Adam Dunn agrees to deal with White Sox – The Post
Zuckerman: Dunn Will Sign With White Sox – CSN Washington
The Adam Dunn Era in D.C. is apparently over. The free agent who hit 38 home runs for the Washington Nationals is headed to the South Side of Chicago to sign a reported 4 year, $56 million contract with the White Sox. It is a good contract for him and probably not a great one for the ChiSox. That being said, I would have been okay with the Nats offering it to him since they have the money — teams with no history of winning have to overpay and they might as well do it with players the fanbase are behind.
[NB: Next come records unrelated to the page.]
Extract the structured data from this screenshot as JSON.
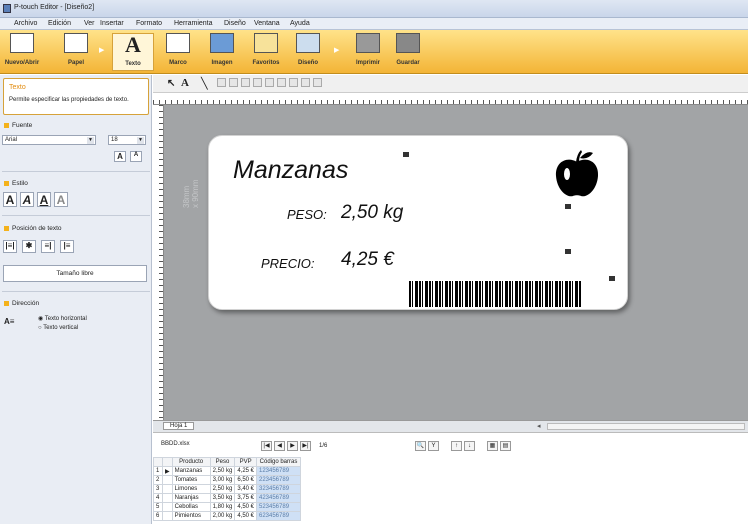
{
  "window": {
    "title": "P-touch Editor - [Diseño2]"
  },
  "menu": [
    "Archivo",
    "Edición",
    "Ver",
    "Insertar",
    "Formato",
    "Herramienta",
    "Diseño",
    "Ventana",
    "Ayuda"
  ],
  "ribbon": {
    "buttons": [
      "Nuevo/Abrir",
      "Papel",
      "Texto",
      "Marco",
      "Imagen",
      "Favoritos",
      "Diseño",
      "Imprimir",
      "Guardar"
    ]
  },
  "panel": {
    "header": "Texto",
    "description": "Permite especificar las propiedades de texto.",
    "font_section": "Fuente",
    "font_value": "Arial",
    "size_value": "18",
    "style_section": "Estilo",
    "pos_section": "Posición de texto",
    "size_label": "Tamaño libre",
    "dir_section": "Dirección",
    "dir_h": "Texto horizontal",
    "dir_v": "Texto vertical"
  },
  "label": {
    "title": "Manzanas",
    "peso_label": "PESO:",
    "peso_value": "2,50 kg",
    "precio_label": "PRECIO:",
    "precio_value": "4,25 €",
    "dimension": "38mm\nx 90mm"
  },
  "sheet": {
    "tab": "Hoja 1"
  },
  "database": {
    "file": "BBDD.xlsx",
    "page": "1/6",
    "headers": [
      "",
      "",
      "Producto",
      "Peso",
      "PVP",
      "Código barras"
    ],
    "rows": [
      [
        "1",
        "▶",
        "Manzanas",
        "2,50 kg",
        "4,25 €",
        "123456789"
      ],
      [
        "2",
        "",
        "Tomates",
        "3,00 kg",
        "6,50 €",
        "223456789"
      ],
      [
        "3",
        "",
        "Limones",
        "2,50 kg",
        "3,40 €",
        "323456789"
      ],
      [
        "4",
        "",
        "Naranjas",
        "3,50 kg",
        "3,75 €",
        "423456789"
      ],
      [
        "5",
        "",
        "Cebollas",
        "1,80 kg",
        "4,50 €",
        "523456789"
      ],
      [
        "6",
        "",
        "Pimientos",
        "2,00 kg",
        "4,50 €",
        "623456789"
      ]
    ]
  },
  "colors": {
    "accent": "#f4b21b",
    "ribbon": "#f3b436",
    "canvas": "#a2a4a6"
  }
}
The Nats probably could have gotten Dunn for cheaper than this earlier in the season, but it seemed that GM Mike Rizzo had no plan of retaining him.
The Nats get the White Sox first round pick (#23) and another draft pick between the first and second round. Accumilating draft picks is nice, but what are the odds that the players picked here a impact players by the 2013 season when Ryan Zimmerman‘s contract runs out.
Ryan Zimmerman wants to stay in Washington, but he wants to win, too – The Post
Zimmerman, was pretty vocal about the decision not to sign Dunn, emphasizing that his friend wanted to sign here, questioning the defensive liability cross that Dunn has had to bear and more importantly, openly questioning front office i.e. The Plan. I can’t blame Zimmerman for being angry, because he’s entering his prime and the front office has not built the team around the “face of the franchise” like he and everyone else expected. Zimmerman reiterated that he wants to spend his entire career in Washington, but he wants to win too. Zimmerman won two Silver Sluggers in the two years Dunn was on the team.
The Nats play at the White Sox in June 2011.
At least one Nats fan is vowing not to attend any home games next year. I am not willing to go that far (yet), but the Lerner family and Rizzo only reinforced the perception that they are cheap. Not signing Dunn when they had so many opportunities too doesn’t show good faith to the fanbase. They played hardball and lost, badly. No wonder Stan Kasten wanted out.